My question relates to Chapter 7. Although I understand the need for data augmentation, and I can see how in predictive tasks perturbing the data will make the algorithms more accurate, I am having trouble understanding how it would not make inferences less accurate.

isaduan commented 2 years ago

The chapter opens with a note of "ethical responsibility" regarding sampling so I wonder what are some ethical considerations that we should bear in mind when choosing sampling strategies, aside from optimizing our model for understanding and making inferences about the world. Are there "best practices" in the field? Or do people disagree about how to go about it?

yhchou0904 commented 2 years ago

Chapter7 introduces lots of sampling strategies, and also the situations that suit these sampling methods. I noticed that the difference between random sampling and Sobol sampling is based on whether there might exist the threat of missing some part of data with random sampling; therefore, it seems that we could not be certain about which method to use if we don't know things about the population, right? Except for that, I am a bit confused about the part about stratified random. It is said that the method divides data into subgroups, and I am wondering whether we could realize this method from an intuition of fixed effects? Also, what's the difference between stratified random sampling and systematic sampling? They have quite alike introductions for me.

y8script commented 2 years ago

For issues about data augmentation methods in Chapter 7, the reason why data augmentation can improve prediction may be that there are commonalities in the non-noisy training data which can be captured by the neural networks. Although I agree that such commonalities among input data exist, I still wonder why some of these commonalities can be informative for classification or other tasks (why they differ between categories and can be picked by the neural networks rather than being averaged out)?

min-tae1 commented 2 years ago

One of the reasons for sampling, according to chapter 7, is to label rare items. But I was curious rather if sampling methods mentioned on the subsequent chapter could provide a way of analyzing such rarities, or do we need human intervention in this case.

Emily-fyeh commented 2 years ago

I am also curious about the sampling strategies of active learning in Chap 8. I wonder if there are rationales for choosing sampling methods derived from the intrinsic properties of the dataset?

hsinkengling commented 2 years ago

One of the rationales for strategic sampling is when we have limited data. I wonder, after implementing these methods, how much information do we still lose when compared to when we have sufficient data? What are the limits to using sampling methods and active learning when compared with large data?
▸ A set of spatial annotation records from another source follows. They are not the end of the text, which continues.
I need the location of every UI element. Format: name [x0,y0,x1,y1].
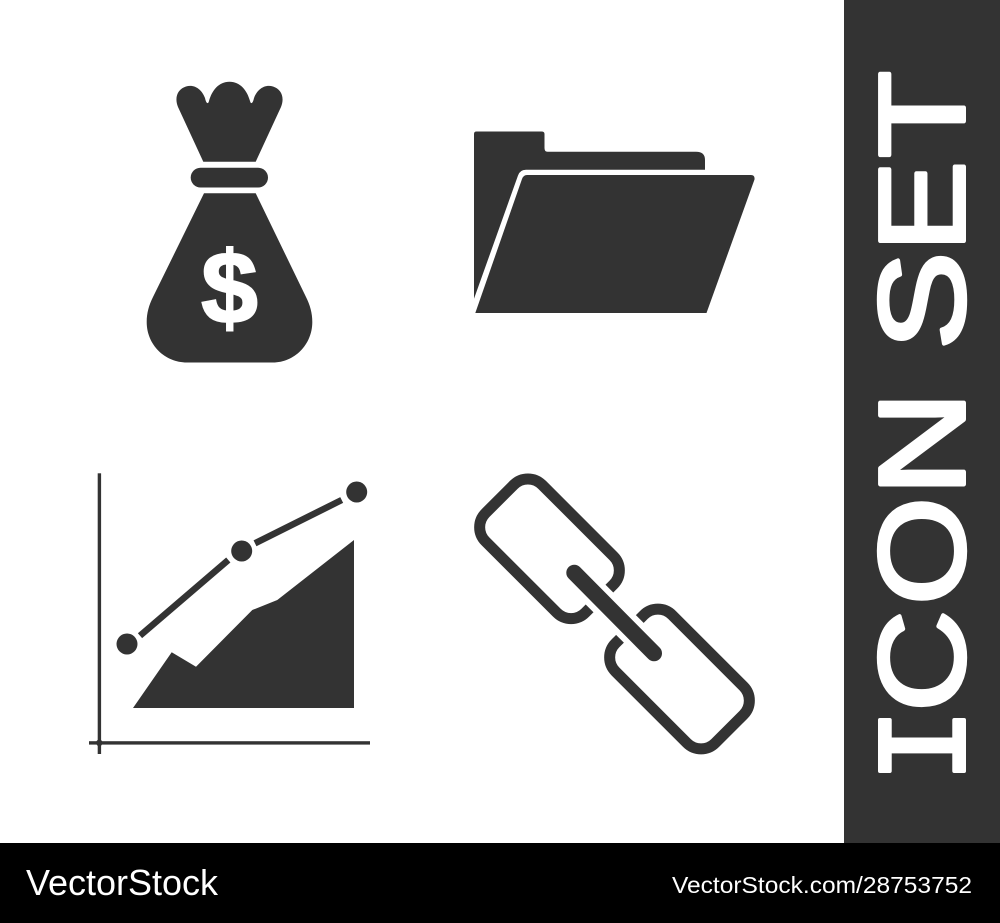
vertical title: ICON SET: E [855,161,990,252]
vertical title: ICON SET: C [854,610,990,712]
icon: line and area chart [89,473,370,754]
vertical title: ICON SET: S [853,252,990,350]
icon: chain link [471,471,758,757]
icon: folder [474,132,755,313]
area series [133,540,354,708]
chart axes [89,473,370,754]
side band [844,0,1000,843]
vertical title: ICON SET: O [854,497,990,605]
footer url: VectorStock.com/28753752 [672,872,972,898]
data points [116,482,367,654]
vertical title: ICON SET: T [855,71,991,158]
icon: money bag [147,82,312,362]
vertical title: ICON SET: I [859,707,1000,784]
line series [140,500,342,636]
dollar sign: $ [201,231,258,345]
vertical title: ICON SET [853,71,1000,784]
vertical title: ICON SET: N [855,391,990,496]
footer bar [0,843,1000,923]
footer brand: VectorStock [26,862,219,903]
Yaweili19 commented 2 years ago

This Chapter is by far my favorite. I've never thought of seeing big data as sample, nor have I consider them too small. I tend to limit my analysis or research on the group that I have, but this chapter changed my way of thinking about external validity when using big data. However, how to properly estimate the bias when generalizing remains a challenge in my opinion.

Hongkai040 commented 2 years ago

I have a specific question about oversampling. How can oversampling "amplifies the influence of idiosyncratic cases" by simply duplicating minority examples, given those duplicated samples have identical features? And will this method amplify noise if the minority classes contain noise?

linhui1020 commented 2 years ago

I am interested in the stratified sampling. If we stratified more than one attribute and intend to be as rigorous as controlling every dimension, would our model's prediction decreases because our stratified method ignore some relationship which could be observed with certain distribution of attribute?